Improved Ability to Resist Corrosion of Selective-Laser-Melted Stainless Steel Based on Microstructure and Passivation Film Characteristics

Abstract

The local corrosion resistance of forging and selective laser melting (SLM) 304 steels was explored by intergranular corrosion analysis, double-loop electrochemical potentiodynamic reactivation, dynamic polarization experimentation, structural analysis, and passivation film characteristics analysis. The ability to resist sensitization of SLM 304 steel is greater than that of forging 304 steel at a temperature of 650 °C for 9 h.
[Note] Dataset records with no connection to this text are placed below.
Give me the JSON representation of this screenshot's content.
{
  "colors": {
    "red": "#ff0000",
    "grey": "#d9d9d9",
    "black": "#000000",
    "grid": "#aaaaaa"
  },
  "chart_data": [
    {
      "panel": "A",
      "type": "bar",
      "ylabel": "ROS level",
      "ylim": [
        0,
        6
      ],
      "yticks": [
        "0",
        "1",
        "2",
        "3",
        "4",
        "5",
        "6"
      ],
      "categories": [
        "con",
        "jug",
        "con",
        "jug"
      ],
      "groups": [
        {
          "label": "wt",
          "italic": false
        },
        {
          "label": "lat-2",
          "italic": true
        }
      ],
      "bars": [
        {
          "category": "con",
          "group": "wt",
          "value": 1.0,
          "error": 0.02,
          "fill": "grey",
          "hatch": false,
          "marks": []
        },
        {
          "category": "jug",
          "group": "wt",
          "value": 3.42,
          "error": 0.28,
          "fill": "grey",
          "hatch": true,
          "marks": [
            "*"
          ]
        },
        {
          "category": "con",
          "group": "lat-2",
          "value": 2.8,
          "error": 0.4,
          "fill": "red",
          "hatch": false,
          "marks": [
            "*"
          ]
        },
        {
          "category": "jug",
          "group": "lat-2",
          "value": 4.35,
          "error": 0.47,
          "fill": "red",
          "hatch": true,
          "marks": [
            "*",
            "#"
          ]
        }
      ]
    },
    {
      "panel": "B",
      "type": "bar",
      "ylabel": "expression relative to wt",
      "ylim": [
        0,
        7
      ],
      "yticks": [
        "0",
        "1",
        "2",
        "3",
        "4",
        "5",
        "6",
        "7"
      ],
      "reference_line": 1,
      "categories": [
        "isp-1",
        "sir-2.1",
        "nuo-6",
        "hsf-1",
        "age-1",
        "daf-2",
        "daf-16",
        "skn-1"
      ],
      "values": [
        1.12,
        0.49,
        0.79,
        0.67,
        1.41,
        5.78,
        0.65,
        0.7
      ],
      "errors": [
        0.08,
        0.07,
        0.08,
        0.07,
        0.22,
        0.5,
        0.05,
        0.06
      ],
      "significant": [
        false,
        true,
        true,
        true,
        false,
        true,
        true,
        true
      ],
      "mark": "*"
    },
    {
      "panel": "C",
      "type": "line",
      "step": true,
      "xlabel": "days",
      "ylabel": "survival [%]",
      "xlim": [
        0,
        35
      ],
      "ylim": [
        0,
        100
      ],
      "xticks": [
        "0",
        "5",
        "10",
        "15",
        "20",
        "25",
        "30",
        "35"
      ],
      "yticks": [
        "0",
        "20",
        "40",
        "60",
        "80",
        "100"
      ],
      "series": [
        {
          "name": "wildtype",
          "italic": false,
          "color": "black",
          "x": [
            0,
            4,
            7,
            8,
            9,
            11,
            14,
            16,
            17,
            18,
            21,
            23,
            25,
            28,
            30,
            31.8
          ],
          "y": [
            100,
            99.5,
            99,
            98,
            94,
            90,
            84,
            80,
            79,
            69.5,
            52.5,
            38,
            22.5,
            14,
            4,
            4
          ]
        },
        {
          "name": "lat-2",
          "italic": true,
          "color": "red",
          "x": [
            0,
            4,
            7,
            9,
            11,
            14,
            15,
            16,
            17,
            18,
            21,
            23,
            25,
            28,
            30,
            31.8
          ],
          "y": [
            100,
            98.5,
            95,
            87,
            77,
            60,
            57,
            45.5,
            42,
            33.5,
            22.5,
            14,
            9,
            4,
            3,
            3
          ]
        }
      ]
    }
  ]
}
Moreover, the pit corrosion resistance of forging and SLM 304 steels is weakened by sensitization, while the pit corrosion resistance of SLM 304 steel is much greater than that of forging steel. Therefore, SLM technology can improve the ability to resist sensitization and pit corrosion of 304 steel. Analysis showed that the ability to resist corrosion of the passivation film of SLM 304 steel is greater than that of forging steel. In addition, corrosion pits are easier to generate at the interface of forging steel and SLM 304 steel. The grain boundary corrosion of SLM 304 steel intensified while the corrosion of the melt pool boundaries weakened after the sensitization treatment, resulting in a decrease in pit corrosion resistance. The coupling effect of these different structures and passivation films decides the pit and sensitization resistance of forging and SLM 304 steels. Clarifying the corrosion mechanism of forging and SLM steels is of great significance for scientific research and the widespread use of SLM technology.